TONYA JAMESON | Opinion 'White Chicks' film expands stereotypes
White people -- rise up.
I can't believe that, more than a month after the Wayanses released "White Chicks," the only public criticism has come from a white country singer who was defending a comedian in blackface.
In the film, Marlon and Shawn Wayans play bumbling FBI agents who basically don whiteface to impersonate two rich white sisters. The movie parodies Hampton socialites, but it also perpetuates stereotypes that apply to whites of any economic level: whites can't dance, they're nonconfrontational, and the women are clueless and easy.
Same jokes
Blacks still face cultural stereotypes in entertainment, but picking on whites is annoyingly pervasive in entertainment geared toward blacks. Too many young black comedians rely on the same stale white people jokes. Many black-oriented sitcoms, such as "The Parkers," have token stereotypical white people. But few whites speak out.
OK, one. But if Ray Price is the voice of the concerned, then white people are in trouble. The 78-year-old country singer came under fire after a comedian in blackface opened his Louisiana show in July -- that's July 2004, not July 1940. Criticism from the Lafayette chapter of the NAACP prompted Price to complain about the double standard regarding the Wayans' film.
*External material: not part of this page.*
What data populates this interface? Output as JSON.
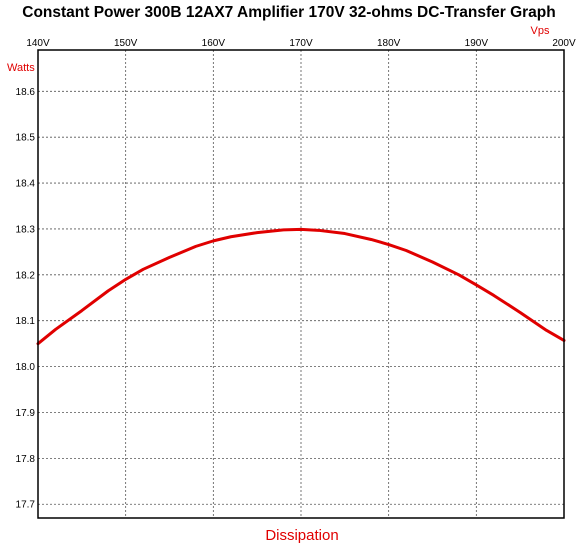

At least blacks had someone to challenge Price. Whites don't have a group such as the NAACP watching the media and speaking out against how whites are portrayed in entertainment. About the only groups speaking up for whites are white supremacists -- and their credibility is, well, you know, zero.
Culture
I was recently an adviser at a summer camp for high school students. One exercise involved the high schoolers dividing into their ethnic groups. The goal was for them to define their culture, identify what makes them proud and create a performance that illustrates pride in their ethnicity.
As it happens each year, the Caucasian group had a difficult time defining their culture and finding things to be proud of.
"White Chicks" gives these students one less reason to be proud.
An NAACP for whites could speak out against "White Chicks" and provide an alternative voice to the movie critics who praised the film.
The 1986 movie "Soul Man" came under some criticism from the NAACP. It starred C. Thomas Howell as a white student who posed as a black man to win a minority scholarship to Harvard.
The NAACP's national office sent letters advising its chapters to ask members not to support the film. Benjamin Hooks, NAACP president at the time, publicly criticized the movie.
It doesn't even take something as egregious as a white person wearing blackface to anger blacks. In the last year, journalists criticized white reporters at two newspapers who wrote stories in hip-hop vernacular. The game Ghettopoly was pulled from youth-oriented retailer Urban Outfitters because some black clergymen and the NAACP complained it stereotyped blacks.
Yet "White Chicks" can degrade whites and rake in nearly $50 million.
Humor doesn't help
I'll admit the movie has some funny scenes. The "You Got Served"-style dance-off at a night club and the big black guy singing Vanessa Carlton's "A Thousand Miles" cracked me up.
Those moments, however, don't excuse the movie's obvious stereotypes and the more underlying notion that two black men can somehow teach white females how to be better women. In the movie, the Wayans brothers pose as the Wilson sisters and teach real white socialites how to stand up for themselves against other snobby rich girls and how to dump an undeserving boyfriend.
Negative portrayals of whites in entertainment isn't as detrimental as the consistent degradation of blacks in the media. I doubt a white man lost a job at Bank of America because he couldn't dance. But the silence from whites regarding television shows, movies, comedians and music that belittle white culture sends a subversive message to Caucasian kids that they shouldn't speak up when their ethnicity is being insulted.
I want white children to take as much pride in their culture as I take in mine.
XJameson writes for Charlotte Observer (Charlotte, N.C.).